Not sure if it's a bug, but the Usearch README led me to expect near-real-time clustering even for large indexes. However, I'm finding that at the 1M point scale, index.cluster takes 500+ seconds.

Steps to reproduce

Embed a large dataset of ~1M points and insert into usearch index. (I used 384-dim vectors.)

Expected behavior

Clustering takes seconds or a few minutes.

USearch version

v2.8.15

Operating System

Debian 11

Hardware architecture

x86

Which interface are you using?

Python bindings

Contact Details

andersonbcdefg@gmail.com

Is there an existing issue for this?

Code of Conduct

sourcesync commented 9 months ago

@andersonbcdefg Can I try your dataset?

andersonbcdefg commented 9 months ago

https://huggingface.co/datasets/teknium/OpenHermes-2.5

sourcesync commented 9 months ago

Great, @andersonbcdefg I downloaded this data file . What model/service did you use to vectorize the text? Can you share your vectorization technique/code? That way i can try to reproduce exactly what you are seeing.

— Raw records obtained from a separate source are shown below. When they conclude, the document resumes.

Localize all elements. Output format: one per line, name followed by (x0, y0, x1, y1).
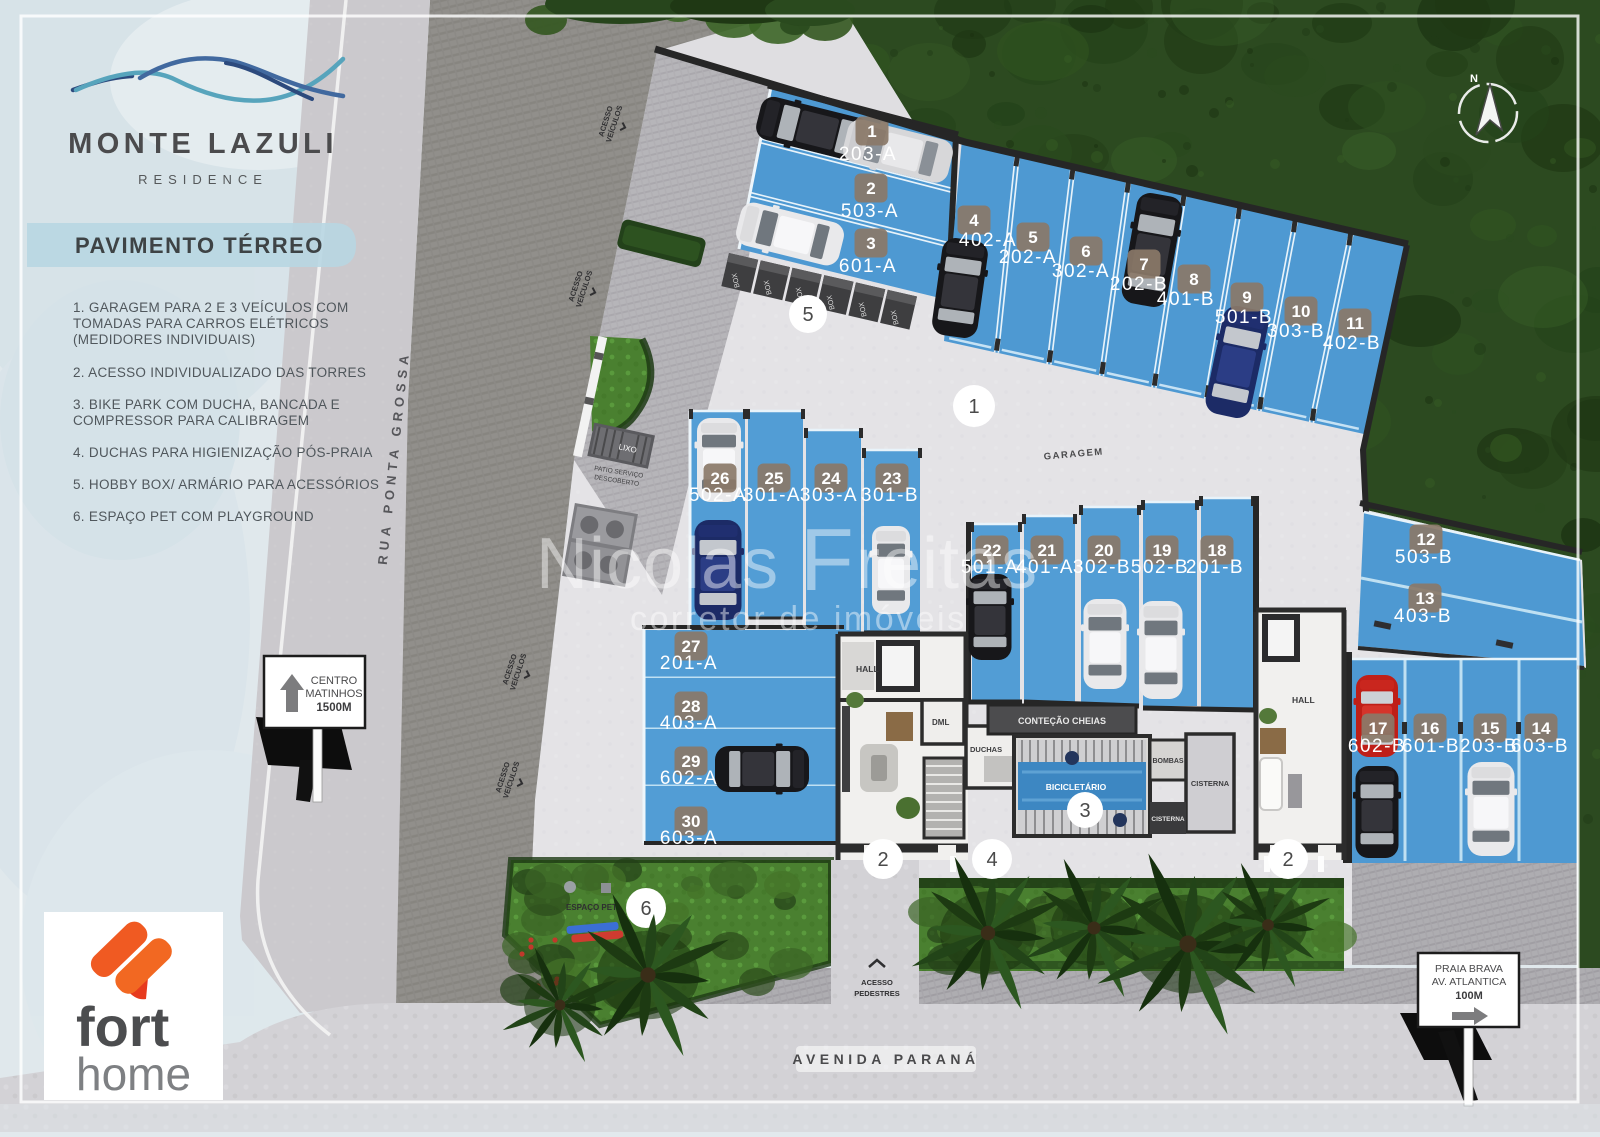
svg-text:3: 3 (866, 234, 875, 253)
svg-text:CISTERNA: CISTERNA (1151, 816, 1185, 823)
svg-text:302-A: 302-A (1052, 261, 1110, 282)
svg-text:603-B: 603-B (1511, 736, 1569, 757)
svg-text:2: 2 (1282, 849, 1293, 871)
svg-text:MONTE LAZULI: MONTE LAZULI (68, 128, 338, 160)
svg-text:401-B: 401-B (1157, 289, 1215, 310)
svg-text:403-B: 403-B (1394, 606, 1452, 627)
svg-text:2. ACESSO INDIVIDUALIZADO DAS: 2. ACESSO INDIVIDUALIZADO DAS TORRES (73, 365, 366, 380)
svg-text:402-B: 402-B (1323, 333, 1381, 354)
svg-text:302-B: 302-B (1073, 557, 1131, 578)
svg-text:503-B: 503-B (1395, 547, 1453, 568)
svg-text:1: 1 (968, 396, 979, 418)
svg-text:502-B: 502-B (1131, 557, 1189, 578)
svg-text:(MEDIDORES INDIVIDUAIS): (MEDIDORES INDIVIDUAIS) (73, 332, 255, 347)
svg-text:203-B: 203-B (1460, 736, 1518, 757)
svg-text:corretor de imóveis: corretor de imóveis (630, 600, 967, 638)
svg-text:601-B: 601-B (1402, 736, 1460, 757)
svg-text:TOMADAS PARA CARROS ELÉTRICOS: TOMADAS PARA CARROS ELÉTRICOS (73, 316, 329, 331)
svg-text:HALL: HALL (1292, 695, 1315, 705)
svg-text:PEDESTRES: PEDESTRES (854, 989, 899, 998)
svg-text:602-A: 602-A (660, 768, 718, 789)
svg-text:303-A: 303-A (800, 485, 858, 506)
svg-text:AV. ATLANTICA: AV. ATLANTICA (1432, 976, 1507, 988)
svg-text:502-A: 502-A (689, 485, 747, 506)
svg-text:203-A: 203-A (839, 144, 897, 165)
svg-text:PAVIMENTO TÉRREO: PAVIMENTO TÉRREO (75, 233, 324, 258)
svg-text:5: 5 (1028, 228, 1037, 247)
svg-text:CISTERNA: CISTERNA (1191, 779, 1230, 788)
svg-text:6: 6 (1081, 242, 1090, 261)
svg-text:11: 11 (1346, 314, 1364, 333)
svg-text:AVENIDA PARANÁ: AVENIDA PARANÁ (792, 1051, 979, 1067)
svg-text:201-A: 201-A (660, 653, 718, 674)
svg-text:CONTEÇÃO CHEIAS: CONTEÇÃO CHEIAS (1018, 716, 1106, 726)
svg-text:10: 10 (1292, 302, 1311, 321)
svg-text:F: F (800, 510, 854, 609)
svg-text:1. GARAGEM PARA 2 E 3 VEÍCULOS: 1. GARAGEM PARA 2 E 3 VEÍCULOS COM (73, 300, 349, 315)
svg-text:6: 6 (640, 898, 651, 920)
svg-text:601-A: 601-A (839, 256, 897, 277)
svg-text:4: 4 (986, 849, 997, 871)
svg-text:N: N (1470, 73, 1478, 85)
svg-text:2: 2 (866, 179, 875, 198)
svg-text:PRAIA BRAVA: PRAIA BRAVA (1435, 963, 1503, 975)
svg-text:303-B: 303-B (1267, 321, 1325, 342)
svg-text:5. HOBBY BOX/ ARMÁRIO PARA ACE: 5. HOBBY BOX/ ARMÁRIO PARA ACESSÓRIOS (73, 477, 379, 492)
svg-text:reitas: reitas (856, 524, 1038, 604)
svg-text:ESPAÇO PET: ESPAÇO PET (566, 903, 617, 912)
svg-text:3. BIKE PARK COM DUCHA, BANCAD: 3. BIKE PARK COM DUCHA, BANCADA E (73, 397, 340, 412)
svg-text:1: 1 (867, 122, 876, 141)
svg-text:602-B: 602-B (1348, 736, 1406, 757)
svg-text:100M: 100M (1455, 990, 1483, 1002)
svg-text:4: 4 (969, 211, 979, 230)
svg-text:6. ESPAÇO PET COM PLAYGROUND: 6. ESPAÇO PET COM PLAYGROUND (73, 509, 314, 524)
svg-text:Nicolas: Nicolas (536, 524, 779, 604)
svg-text:DML: DML (932, 718, 949, 727)
svg-text:DUCHAS: DUCHAS (970, 745, 1002, 754)
svg-text:403-A: 403-A (660, 713, 718, 734)
svg-text:2: 2 (877, 849, 888, 871)
svg-text:9: 9 (1242, 288, 1251, 307)
svg-text:603-A: 603-A (660, 828, 718, 849)
svg-text:7: 7 (1139, 255, 1148, 274)
svg-text:3: 3 (1079, 800, 1090, 822)
svg-text:RESIDENCE: RESIDENCE (138, 172, 268, 187)
svg-text:home: home (76, 1048, 191, 1100)
svg-text:202-A: 202-A (999, 247, 1057, 268)
svg-text:BOMBAS: BOMBAS (1152, 758, 1183, 765)
svg-text:301-B: 301-B (861, 485, 919, 506)
svg-text:ACESSO: ACESSO (861, 978, 893, 987)
svg-text:301-A: 301-A (743, 485, 801, 506)
svg-text:1500M: 1500M (316, 702, 351, 714)
svg-text:503-A: 503-A (841, 201, 899, 222)
svg-text:4. DUCHAS PARA HIGIENIZAÇÃO PÓ: 4. DUCHAS PARA HIGIENIZAÇÃO PÓS-PRAIA (73, 445, 373, 460)
svg-text:201-B: 201-B (1186, 557, 1244, 578)
svg-text:CENTRO: CENTRO (311, 675, 358, 687)
svg-text:5: 5 (802, 304, 813, 326)
svg-text:HALL: HALL (856, 664, 879, 674)
svg-text:BICICLETÁRIO: BICICLETÁRIO (1046, 782, 1107, 792)
svg-text:501-B: 501-B (1215, 307, 1273, 328)
svg-text:COMPRESSOR PARA CALIBRAGEM: COMPRESSOR PARA CALIBRAGEM (73, 413, 309, 428)
svg-text:8: 8 (1189, 270, 1198, 289)
svg-text:MATINHOS: MATINHOS (305, 688, 362, 700)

ashvardanian commented 9 months ago

Thanks for the issue, @andersonbcdefg! Current version has very high variance depending on the dataset and other function arguments. I will be releasing a different algorithm in v3 😉 Will you be open to help test it before the public release?

andersonbcdefg commented 9 months ago

i'm down! i did just rip all the usearch clustering out of my codebase and replace it with K-means, haha. but i'll test it outside of prod on similar datasets and see if it's faster, and if so i can put it back! :D I do think the resulting K-means clusters are a bit worse, but it's 20 seconds for streaming k-means vs 10 minutes for usearch so that was a pretty major difference.

andersonbcdefg commented 9 months ago

@sourcesync I didn't do anything crazy just compute dense embeddings with an open-source model like BGE-small over the "conversations" field converted to text by unrolling the conversation with "user:" and "assistant:" prefixes

sourcesync commented 9 months ago

@sourcesync I didn't do anything crazy just compute dense embeddings with an open-source model like BGE-small over the "conversations" field converted to text by unrolling the conversation with "user:" and "assistant:" prefixes

Thanks @andersonbcdefg. Per Ash's comment, I was assuming there is something going on with the statistical distribution of your vectors giving you worst-case performance. When I get a chance, I'll try a different vectorizer using the same fields you used.